Restaurants have a long-standing tradition in this country of passing the burden of paying their servers on to their customers in the form of tips, and lawmakers have made it easier by allowing them to pay them a pittance in the amount of $2.13 an hour. On a slow night, servers sometimes walk away with next to nothing but a loss of eight hours of their lives.
Data out of Seattle, courtesy of The Big Picture, shows that the wage increases aren’t deterring people from opening restaurants, and contrary to popular pig-headed GOP belief, restaurants aren’t closing their doors.

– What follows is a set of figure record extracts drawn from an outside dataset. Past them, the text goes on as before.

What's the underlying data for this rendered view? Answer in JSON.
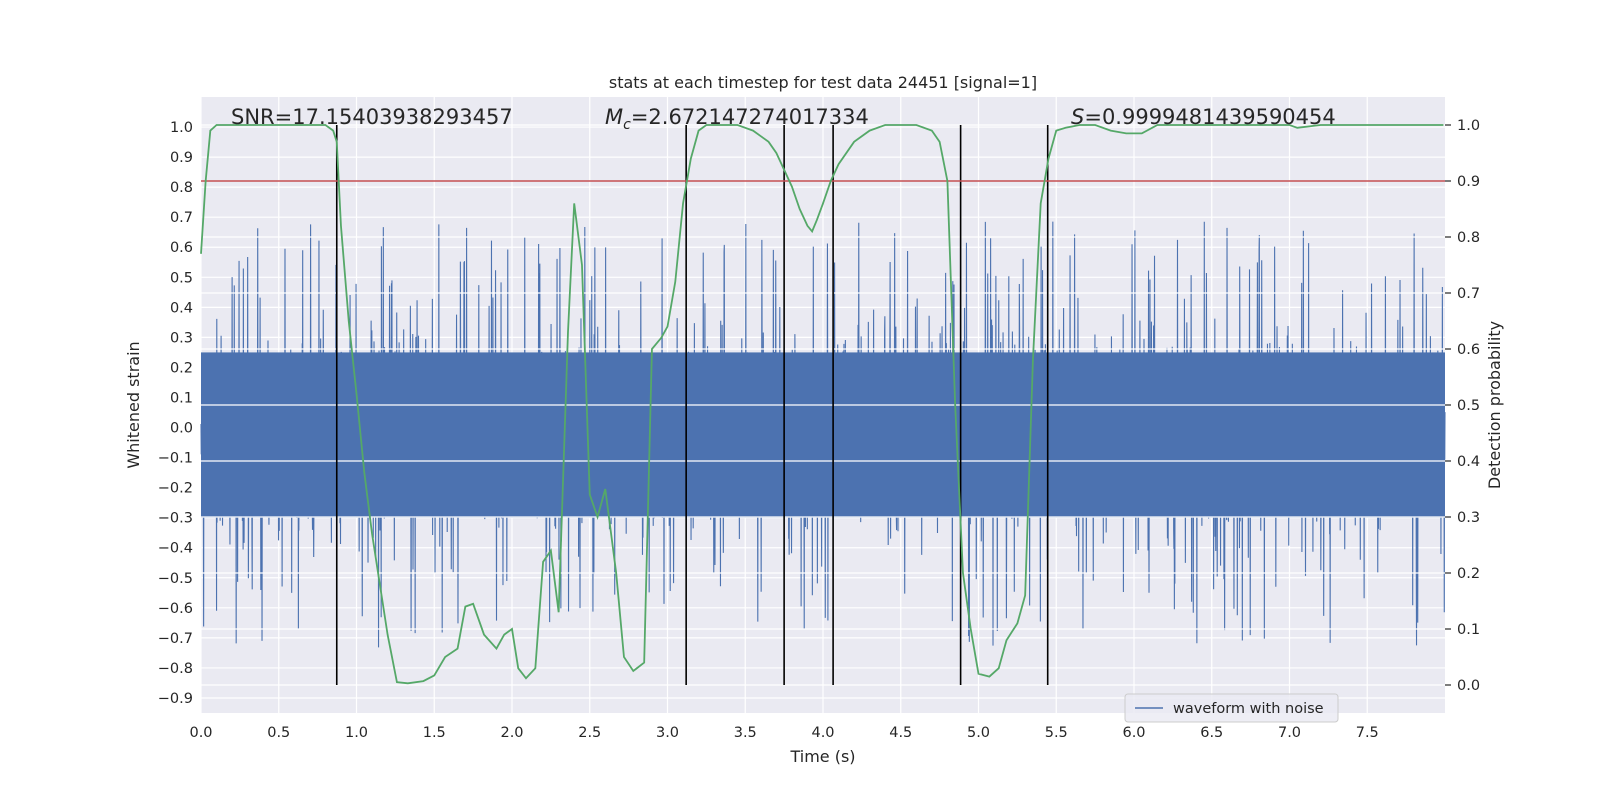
{
  "chart_data": {
    "type": "line",
    "title": "stats at each timestep for test data 24451 [signal=1]",
    "xlabel": "Time (s)",
    "ylabel": "Whitened strain",
    "y2label": "Detection probability",
    "xlim": [
      0.0,
      8.0
    ],
    "ylim": [
      -0.95,
      1.1
    ],
    "y2lim": [
      -0.05,
      1.05
    ],
    "xticks": [
      0.0,
      0.5,
      1.0,
      1.5,
      2.0,
      2.5,
      3.0,
      3.5,
      4.0,
      4.5,
      5.0,
      5.5,
      6.0,
      6.5,
      7.0,
      7.5
    ],
    "xtick_labels": [
      "0.0",
      "0.5",
      "1.0",
      "1.5",
      "2.0",
      "2.5",
      "3.0",
      "3.5",
      "4.0",
      "4.5",
      "5.0",
      "5.5",
      "6.0",
      "6.5",
      "7.0",
      "7.5"
    ],
    "yticks": [
      1.0,
      0.9,
      0.8,
      0.7,
      0.6,
      0.5,
      0.4,
      0.3,
      0.2,
      0.1,
      0.0,
      -0.1,
      -0.2,
      -0.3,
      -0.4,
      -0.5,
      -0.6,
      -0.7,
      -0.8,
      -0.9
    ],
    "ytick_labels": [
      "1.0",
      "0.9",
      "0.8",
      "0.7",
      "0.6",
      "0.5",
      "0.4",
      "0.3",
      "0.2",
      "0.1",
      "0.0",
      "−0.1",
      "−0.2",
      "−0.3",
      "−0.4",
      "−0.5",
      "−0.6",
      "−0.7",
      "−0.8",
      "−0.9"
    ],
    "y2ticks": [
      1.0,
      0.9,
      0.8,
      0.7,
      0.6,
      0.5,
      0.4,
      0.3,
      0.2,
      0.1,
      0.0
    ],
    "y2tick_labels": [
      "1.0",
      "0.9",
      "0.8",
      "0.7",
      "0.6",
      "0.5",
      "0.4",
      "0.3",
      "0.2",
      "0.1",
      "0.0"
    ],
    "grid": true,
    "legend": {
      "entries": [
        "waveform with noise"
      ],
      "placement": "lower-right"
    },
    "annotations": {
      "snr": "SNR=17.15403938293457",
      "mc_prefix": "M",
      "mc_sub": "c",
      "mc_value": "=2.672147274017334",
      "s_prefix": "S",
      "s_value": "=0.9999481439590454"
    },
    "threshold": {
      "value": 0.9,
      "axis": "y2",
      "color": "#c44e52"
    },
    "vertical_markers": [
      0.873,
      3.12,
      3.75,
      4.065,
      4.885,
      5.445
    ],
    "waveform": {
      "name": "waveform with noise",
      "duration": 8.0,
      "noise_band": [
        -0.3,
        0.25
      ],
      "color": "#4c72b0",
      "seed": 24451
    },
    "series": [
      {
        "name": "Detection probability",
        "axis": "y2",
        "color": "#55a868",
        "x": [
          0.0,
          0.03,
          0.06,
          0.1,
          0.2,
          0.4,
          0.6,
          0.8,
          0.85,
          0.873,
          0.9,
          0.95,
          1.0,
          1.05,
          1.1,
          1.15,
          1.2,
          1.26,
          1.33,
          1.43,
          1.5,
          1.57,
          1.65,
          1.7,
          1.75,
          1.82,
          1.9,
          1.95,
          2.0,
          2.04,
          2.09,
          2.15,
          2.2,
          2.25,
          2.3,
          2.36,
          2.4,
          2.45,
          2.5,
          2.55,
          2.6,
          2.67,
          2.72,
          2.78,
          2.85,
          2.9,
          2.96,
          3.0,
          3.05,
          3.1,
          3.15,
          3.2,
          3.25,
          3.3,
          3.35,
          3.45,
          3.55,
          3.6,
          3.65,
          3.7,
          3.75,
          3.8,
          3.85,
          3.9,
          3.93,
          3.96,
          4.0,
          4.05,
          4.1,
          4.2,
          4.3,
          4.4,
          4.5,
          4.6,
          4.7,
          4.75,
          4.8,
          4.85,
          4.9,
          4.95,
          5.0,
          5.07,
          5.13,
          5.18,
          5.25,
          5.3,
          5.35,
          5.4,
          5.45,
          5.5,
          5.56,
          5.65,
          5.75,
          5.85,
          5.95,
          6.05,
          6.15,
          6.25,
          6.4,
          6.6,
          6.8,
          7.0,
          7.05,
          7.2,
          7.4,
          7.6,
          7.8,
          7.99
        ],
        "values": [
          0.77,
          0.9,
          0.99,
          1.0,
          1.0,
          1.0,
          1.0,
          1.0,
          0.99,
          0.97,
          0.82,
          0.65,
          0.52,
          0.38,
          0.27,
          0.18,
          0.09,
          0.005,
          0.003,
          0.007,
          0.017,
          0.05,
          0.065,
          0.14,
          0.145,
          0.09,
          0.065,
          0.09,
          0.1,
          0.03,
          0.012,
          0.03,
          0.22,
          0.24,
          0.13,
          0.63,
          0.86,
          0.75,
          0.34,
          0.3,
          0.35,
          0.2,
          0.05,
          0.025,
          0.04,
          0.6,
          0.62,
          0.64,
          0.72,
          0.86,
          0.94,
          0.99,
          1.0,
          1.0,
          1.0,
          1.0,
          0.99,
          0.98,
          0.97,
          0.95,
          0.92,
          0.89,
          0.85,
          0.82,
          0.81,
          0.83,
          0.86,
          0.9,
          0.93,
          0.97,
          0.99,
          1.0,
          1.0,
          1.0,
          0.99,
          0.97,
          0.9,
          0.5,
          0.2,
          0.1,
          0.02,
          0.015,
          0.03,
          0.08,
          0.11,
          0.16,
          0.58,
          0.86,
          0.94,
          0.99,
          0.995,
          1.0,
          1.0,
          0.99,
          0.985,
          0.985,
          1.0,
          1.0,
          1.0,
          1.0,
          1.0,
          1.0,
          0.995,
          1.0,
          1.0,
          1.0,
          1.0,
          1.0
        ]
      }
    ]
  }
}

Permits for new restaurants have remained consistent. The number of restaurants in Seattle isn’t decreasing due to fear of people earning the living they deserve. Since 2013, when the new minimum wage laws were first introduced and looked like an absolute certainty, the number of places to eat in Seattle has increased:
Papa John would probably disagree, but let’s face it; nobody cares what he thinks.
In the midst of the debate and fear-mongering by people who may be able to afford one less luxury vehicle a year due to the law, one Seattle restaurant has put all their eggs in the $15 an hour basket, choosing to enact the full wage increase years ahead of schedule.
Ivar’s, a popular seafood chain in the area, has given every employee a raise to the $15 an hour and enacted some clever policies to cover the cost.
They increased their menu prices by 21 percent and posted that they no longer encourage tipping. They don’t forbid tipping, and customers have made it clear that they will still tip for good service. Of the 21 percent increase, 17 percent will go to the servers for lost tip revenue and the other 4 percent will cover the wage increase.
Ultimately what Ivar’s is saying is that realistically it only takes 4 percent increases in food prices to cover a $15 minimum wage, and that applies to every employee in the restaurant, not just servers.
Outside of Seattle, Ivar’s is increasing their wages to $11 an hour with a 3 percent increase in costs to cover the cost.
Seattle will provide the country with the data it needs to determine if the wealth inequality we’ve experienced since giving more to “job creators” and less to those who make their businesses successful skyrocketed in the last three decades.
So far it’s not looking good for those who side with greed.